Ночь отвечала дрожью
Озера,
Нитей ивовых
Дрожью.
***
Стихи без музыки,
Как наждак.
***
Обручение с пустотой
Распахнуло тугие двери,
И расчерченный пылью стол
Затянул серебристый вереск,
Отощавший в тени росток
Дышит ветром сквозь щели в крыше,
И калины кровавый сок
Окропляет четверостишья
Алой буквой живых чернил
Через полосы мёртвых линий;
Над стерильным морозом штиль,
Неподвижная паутина
Кристаллически белых вен
Обескровленных снегом клёнов,
И по венам гуляет свет
Звонкой болью в хрустальных кронах;
Подарить поцелуй коре,
Впиться в мёрзлую тьму корнями
И по чёрным виткам колец,
Растворяясь, плутать с огнями
Проливаться из леса в лес,
Рассыпаясь о каждый шорох,
Через полый древесный треск
Я лечу, набирая скорость,
Я лечу, и летит во мне
Всё, что видела, всё, что вижу,
Сквозь сплетения тополей,
Узловатые ветки вишен,
Со слезами густой смолы
Замерзая в канавках трещин,
Согреваясь в стекле золы,
Проникая под лак столешниц,
И со мной, как второй сигнал,
Как другая река, петляя,
Та, с которой меня спаял,
Та, которой меня отчаял,
Та, которой теперь служу,
И которая мне послушна,
Та, чей голос - бесцветный шум.
Памяти В.
Неслышно касаясь одежды и лиц прохожих,
Я белой пушинкой лечу над согретым городом.
Мой нынешний облик с их внешностью так не схожи,
Встречаюсь на миг, торопливо и очень коротко.

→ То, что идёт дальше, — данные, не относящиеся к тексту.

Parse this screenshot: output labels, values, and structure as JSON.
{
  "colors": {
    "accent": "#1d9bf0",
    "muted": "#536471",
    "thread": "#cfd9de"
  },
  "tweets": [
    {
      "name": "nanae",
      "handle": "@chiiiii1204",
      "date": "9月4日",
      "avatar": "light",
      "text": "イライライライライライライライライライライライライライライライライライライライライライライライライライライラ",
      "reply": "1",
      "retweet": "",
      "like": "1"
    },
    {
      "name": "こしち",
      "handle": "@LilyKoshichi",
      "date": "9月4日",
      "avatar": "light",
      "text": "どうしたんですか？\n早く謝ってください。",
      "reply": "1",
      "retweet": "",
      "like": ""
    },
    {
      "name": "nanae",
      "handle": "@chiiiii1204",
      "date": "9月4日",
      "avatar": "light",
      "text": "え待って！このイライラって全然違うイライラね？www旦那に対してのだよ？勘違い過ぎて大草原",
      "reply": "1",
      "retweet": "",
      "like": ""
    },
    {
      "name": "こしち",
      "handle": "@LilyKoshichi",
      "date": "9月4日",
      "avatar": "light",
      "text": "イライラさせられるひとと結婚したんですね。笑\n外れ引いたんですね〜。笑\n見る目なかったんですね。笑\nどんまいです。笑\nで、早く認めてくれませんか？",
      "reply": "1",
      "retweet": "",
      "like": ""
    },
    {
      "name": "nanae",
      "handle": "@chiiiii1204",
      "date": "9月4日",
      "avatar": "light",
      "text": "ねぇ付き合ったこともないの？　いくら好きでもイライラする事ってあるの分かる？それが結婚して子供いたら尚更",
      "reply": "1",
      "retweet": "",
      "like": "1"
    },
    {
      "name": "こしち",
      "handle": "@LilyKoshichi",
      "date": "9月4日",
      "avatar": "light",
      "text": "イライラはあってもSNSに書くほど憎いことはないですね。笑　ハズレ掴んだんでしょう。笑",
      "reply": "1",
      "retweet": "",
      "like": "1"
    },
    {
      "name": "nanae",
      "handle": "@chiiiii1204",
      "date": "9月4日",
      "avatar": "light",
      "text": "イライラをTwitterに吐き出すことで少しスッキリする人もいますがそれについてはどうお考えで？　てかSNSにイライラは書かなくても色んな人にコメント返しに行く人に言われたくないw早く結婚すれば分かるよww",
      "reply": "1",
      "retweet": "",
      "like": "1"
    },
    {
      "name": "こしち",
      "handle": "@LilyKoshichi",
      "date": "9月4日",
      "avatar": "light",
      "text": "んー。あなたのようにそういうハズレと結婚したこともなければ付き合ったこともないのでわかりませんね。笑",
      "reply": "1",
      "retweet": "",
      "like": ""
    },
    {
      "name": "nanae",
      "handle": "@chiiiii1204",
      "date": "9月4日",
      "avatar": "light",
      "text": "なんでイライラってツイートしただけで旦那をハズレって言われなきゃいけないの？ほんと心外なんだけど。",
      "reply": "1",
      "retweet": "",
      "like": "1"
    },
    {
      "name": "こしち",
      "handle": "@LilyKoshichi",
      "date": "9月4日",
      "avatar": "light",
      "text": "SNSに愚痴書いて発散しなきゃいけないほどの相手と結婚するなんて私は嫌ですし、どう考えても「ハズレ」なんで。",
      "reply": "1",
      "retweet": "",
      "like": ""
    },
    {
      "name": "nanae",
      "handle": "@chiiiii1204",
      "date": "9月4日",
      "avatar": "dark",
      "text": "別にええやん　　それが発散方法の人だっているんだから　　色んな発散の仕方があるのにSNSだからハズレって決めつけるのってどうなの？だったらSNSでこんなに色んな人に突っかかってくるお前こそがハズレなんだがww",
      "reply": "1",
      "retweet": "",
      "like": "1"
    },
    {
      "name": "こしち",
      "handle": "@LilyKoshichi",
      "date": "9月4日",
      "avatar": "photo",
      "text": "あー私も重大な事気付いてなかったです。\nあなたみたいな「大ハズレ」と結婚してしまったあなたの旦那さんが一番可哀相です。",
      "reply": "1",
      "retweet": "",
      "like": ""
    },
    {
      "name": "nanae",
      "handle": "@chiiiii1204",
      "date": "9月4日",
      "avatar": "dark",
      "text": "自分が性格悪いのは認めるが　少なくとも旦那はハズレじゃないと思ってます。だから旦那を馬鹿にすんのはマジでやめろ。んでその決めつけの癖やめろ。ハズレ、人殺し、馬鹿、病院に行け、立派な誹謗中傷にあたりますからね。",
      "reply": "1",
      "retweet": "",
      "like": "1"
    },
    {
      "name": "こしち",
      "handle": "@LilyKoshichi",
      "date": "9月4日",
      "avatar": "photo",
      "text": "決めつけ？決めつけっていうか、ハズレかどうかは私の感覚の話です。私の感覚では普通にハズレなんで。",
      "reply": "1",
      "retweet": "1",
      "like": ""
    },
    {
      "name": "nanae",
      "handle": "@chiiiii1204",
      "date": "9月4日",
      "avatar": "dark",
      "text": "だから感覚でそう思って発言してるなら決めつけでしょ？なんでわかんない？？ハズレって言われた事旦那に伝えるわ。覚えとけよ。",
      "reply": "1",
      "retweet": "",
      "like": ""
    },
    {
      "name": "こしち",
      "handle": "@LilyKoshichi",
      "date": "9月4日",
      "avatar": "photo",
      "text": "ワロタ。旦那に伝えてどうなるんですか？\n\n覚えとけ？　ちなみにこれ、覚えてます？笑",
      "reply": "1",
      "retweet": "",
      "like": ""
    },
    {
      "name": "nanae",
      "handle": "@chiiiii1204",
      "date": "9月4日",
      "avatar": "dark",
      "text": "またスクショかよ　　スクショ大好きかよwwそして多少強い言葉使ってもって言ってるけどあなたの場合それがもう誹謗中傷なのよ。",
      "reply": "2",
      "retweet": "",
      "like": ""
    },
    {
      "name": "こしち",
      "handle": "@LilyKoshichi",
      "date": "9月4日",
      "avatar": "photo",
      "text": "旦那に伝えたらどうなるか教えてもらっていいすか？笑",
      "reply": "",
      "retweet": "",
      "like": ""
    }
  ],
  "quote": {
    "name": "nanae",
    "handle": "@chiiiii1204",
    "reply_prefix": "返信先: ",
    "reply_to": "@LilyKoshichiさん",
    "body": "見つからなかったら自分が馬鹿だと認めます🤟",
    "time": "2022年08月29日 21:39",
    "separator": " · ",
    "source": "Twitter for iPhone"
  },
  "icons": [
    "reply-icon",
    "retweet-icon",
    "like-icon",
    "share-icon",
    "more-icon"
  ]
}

Спокойные взгляды и тихие вспышки радости,
Свобода в глазах невесомая, многогранная,
Я снова, кружась на ветру, продолжаю странствие
В порту, среди стройных и робких подъёмных кранов,
В темнеющих парках, и запахах сладко-прелых
Полночного августа с небом давяще-звёздным,
Беспечно раскрытым в безжалостно близкий космос,
Забуду, что я для кого-то теперь потеря,
Что я полыхнула засвеченным кадром в ленте,
Оставила цепенеть, оборвав беседу,
И воды сомкнулись над омутом чёрной Леты
В сгущённом тумане смотрящего в осень лета.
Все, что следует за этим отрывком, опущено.